One month before the EU referendum vote, the Reuters Institute for the Study of Journalism at Oxford University has released interim findings on the stance being taken by newspapers.
The findings, which cover two sample days of coverage a week during the first two months of the referendum campaign immediately after David Cameron's post-summit Cabinet meeting on 20 February, find that of the 928 articles focused on the referendum, 45% were in favour of leaving compared with only 27% in favour of staying in the EU. Of the remainder, 19% of articles focused on the referendum were categorised as ‘mixed or undecided’ and 9% as adopting no position.
The findings also reveal that newspapers have been more likely to quote Conservatives in the first two months of the campaign. Of the total number of spokespeople quoted in the articles, 36% were UK politicians, of whom 69% were Conservatives and just 14% Labour.
Positions vary greatly between newspapers: Daily Mail included the most pro-Leave articles followed by Daily Express, Daily Star, The Sun and Daily Telegraph. The newspapers including the most pro-Remain articles were, in order, Daily Mirror, The Guardian and Financial Times. The study says the articles examined in The Times were relatively evenly balanced between the two positions, with a slight preponderance of pro-Leave articles. All newspapers, whatever their main position, included some articles presenting the other point of view; however, the proportion of these was smallest in Daily Express and Daily Mirror, says the study.
The preliminary findings show that on an average day in this period, there were 42 articles focused on the referendum across the nine newspapers with Daily Mail, Daily Telegraph and The Times having the highest number of such articles, followed by Financial Times, Daily Express, The Guardian and The Sun. Daily Mirror and Daily Star had the fewest number of articles looking at this issue.
Researchers also tracked what arguments were made for either pro-Leave or pro-Remain news stories. After removing articles purely focused on personalities, the campaigns or Brexit in general, the most cited arguments in the remaining 765 articles were, in descending order, the economy/business (33%), sovereignty (29%), migration (18%), regulations (14%) and terrorism/security (6%).
In terms of the arguments used by different publications, even though The Sun and the Daily Mirror had divergent positions, they both relied heavily on arguments around sovereignty while the four broadsheet publications, the Financial Times, The Guardian, Daily Telegraph and The Times, all focused more on arguments around the economy and less on sovereignty.

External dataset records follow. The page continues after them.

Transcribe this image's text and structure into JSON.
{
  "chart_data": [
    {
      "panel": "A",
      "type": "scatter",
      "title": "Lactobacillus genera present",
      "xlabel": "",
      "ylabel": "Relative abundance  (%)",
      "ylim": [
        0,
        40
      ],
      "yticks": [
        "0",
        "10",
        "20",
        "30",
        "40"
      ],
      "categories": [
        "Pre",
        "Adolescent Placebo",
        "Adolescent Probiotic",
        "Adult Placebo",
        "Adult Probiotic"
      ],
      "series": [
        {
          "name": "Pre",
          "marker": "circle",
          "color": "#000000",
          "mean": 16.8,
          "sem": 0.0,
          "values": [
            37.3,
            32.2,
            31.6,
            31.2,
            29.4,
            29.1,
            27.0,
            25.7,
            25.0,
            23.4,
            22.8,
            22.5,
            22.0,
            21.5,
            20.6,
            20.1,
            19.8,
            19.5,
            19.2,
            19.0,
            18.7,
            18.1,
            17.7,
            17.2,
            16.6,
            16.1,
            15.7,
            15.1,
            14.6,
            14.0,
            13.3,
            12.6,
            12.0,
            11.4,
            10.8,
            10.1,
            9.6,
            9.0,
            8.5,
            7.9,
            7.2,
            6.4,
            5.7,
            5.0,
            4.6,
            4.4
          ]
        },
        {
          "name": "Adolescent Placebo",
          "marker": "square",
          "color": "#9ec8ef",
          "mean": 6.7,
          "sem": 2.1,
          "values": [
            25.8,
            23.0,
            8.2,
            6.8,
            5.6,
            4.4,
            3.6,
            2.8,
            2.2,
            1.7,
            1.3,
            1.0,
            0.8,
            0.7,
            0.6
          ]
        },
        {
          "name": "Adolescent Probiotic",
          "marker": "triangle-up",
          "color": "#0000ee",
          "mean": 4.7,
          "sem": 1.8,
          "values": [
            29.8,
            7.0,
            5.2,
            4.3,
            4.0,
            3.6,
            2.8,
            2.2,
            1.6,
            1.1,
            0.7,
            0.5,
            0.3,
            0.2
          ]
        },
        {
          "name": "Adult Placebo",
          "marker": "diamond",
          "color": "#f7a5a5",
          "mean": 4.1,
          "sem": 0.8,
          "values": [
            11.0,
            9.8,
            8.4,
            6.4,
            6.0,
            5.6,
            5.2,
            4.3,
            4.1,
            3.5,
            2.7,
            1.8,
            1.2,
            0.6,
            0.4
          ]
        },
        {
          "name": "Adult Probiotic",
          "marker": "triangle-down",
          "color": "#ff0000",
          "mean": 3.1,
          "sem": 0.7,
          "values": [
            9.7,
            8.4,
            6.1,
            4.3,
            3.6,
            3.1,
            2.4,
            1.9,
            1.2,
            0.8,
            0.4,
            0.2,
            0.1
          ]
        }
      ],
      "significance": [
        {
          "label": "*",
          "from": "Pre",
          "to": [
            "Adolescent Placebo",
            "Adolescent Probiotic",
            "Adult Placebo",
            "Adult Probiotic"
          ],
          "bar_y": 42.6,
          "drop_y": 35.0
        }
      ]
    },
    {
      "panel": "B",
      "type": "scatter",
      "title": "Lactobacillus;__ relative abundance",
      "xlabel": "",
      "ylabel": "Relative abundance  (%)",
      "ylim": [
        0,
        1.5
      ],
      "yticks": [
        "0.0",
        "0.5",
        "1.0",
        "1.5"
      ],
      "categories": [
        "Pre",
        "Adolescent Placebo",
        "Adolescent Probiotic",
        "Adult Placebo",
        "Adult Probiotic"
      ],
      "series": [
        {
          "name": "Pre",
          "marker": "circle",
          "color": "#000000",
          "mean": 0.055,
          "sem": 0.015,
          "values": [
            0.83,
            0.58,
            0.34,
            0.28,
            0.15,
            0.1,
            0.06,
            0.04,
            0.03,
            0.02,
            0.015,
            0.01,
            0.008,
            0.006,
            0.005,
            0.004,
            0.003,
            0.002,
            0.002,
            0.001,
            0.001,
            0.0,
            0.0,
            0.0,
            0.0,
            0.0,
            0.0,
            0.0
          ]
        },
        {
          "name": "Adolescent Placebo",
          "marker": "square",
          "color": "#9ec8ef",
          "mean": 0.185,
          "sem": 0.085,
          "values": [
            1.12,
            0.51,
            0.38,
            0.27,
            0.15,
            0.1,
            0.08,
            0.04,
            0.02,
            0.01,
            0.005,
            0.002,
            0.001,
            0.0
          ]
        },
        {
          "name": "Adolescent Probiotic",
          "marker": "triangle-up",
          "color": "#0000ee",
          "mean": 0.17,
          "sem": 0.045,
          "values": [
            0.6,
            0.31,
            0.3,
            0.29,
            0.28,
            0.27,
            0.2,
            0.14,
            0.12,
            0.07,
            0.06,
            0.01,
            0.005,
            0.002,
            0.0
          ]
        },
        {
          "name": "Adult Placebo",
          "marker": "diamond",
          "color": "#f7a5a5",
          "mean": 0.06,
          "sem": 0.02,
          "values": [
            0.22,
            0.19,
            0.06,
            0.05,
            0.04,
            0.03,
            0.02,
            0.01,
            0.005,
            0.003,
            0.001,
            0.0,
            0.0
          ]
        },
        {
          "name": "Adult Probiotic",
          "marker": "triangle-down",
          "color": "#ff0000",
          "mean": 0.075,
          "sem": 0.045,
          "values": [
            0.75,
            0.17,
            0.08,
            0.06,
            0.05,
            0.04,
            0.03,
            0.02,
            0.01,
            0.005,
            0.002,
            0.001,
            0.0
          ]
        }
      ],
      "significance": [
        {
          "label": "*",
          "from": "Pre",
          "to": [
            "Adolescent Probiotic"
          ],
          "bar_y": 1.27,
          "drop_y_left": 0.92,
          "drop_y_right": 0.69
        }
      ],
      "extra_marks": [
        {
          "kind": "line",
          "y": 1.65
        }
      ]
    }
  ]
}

As they made the case to leave, Daily Express, Daily Star and Daily Mail were all more focused on the issue of migration.
The study also examines how the arguments used by newspapers changed and developed over the first two months of the campaign. The share of messages focusing on economy was high throughout this period, but increased sharply to 60% immediately after March 21, when the CBI warned about the economic consequences of Brexit. Arguments focused on terrorism and security issues, although relatively rare, increased their frequency after the Brussels attacks of March 22. The full report bringing in research for the entire period from February to June will be published in September 2016. The study was conducted with PRIME Research, media insight specialists.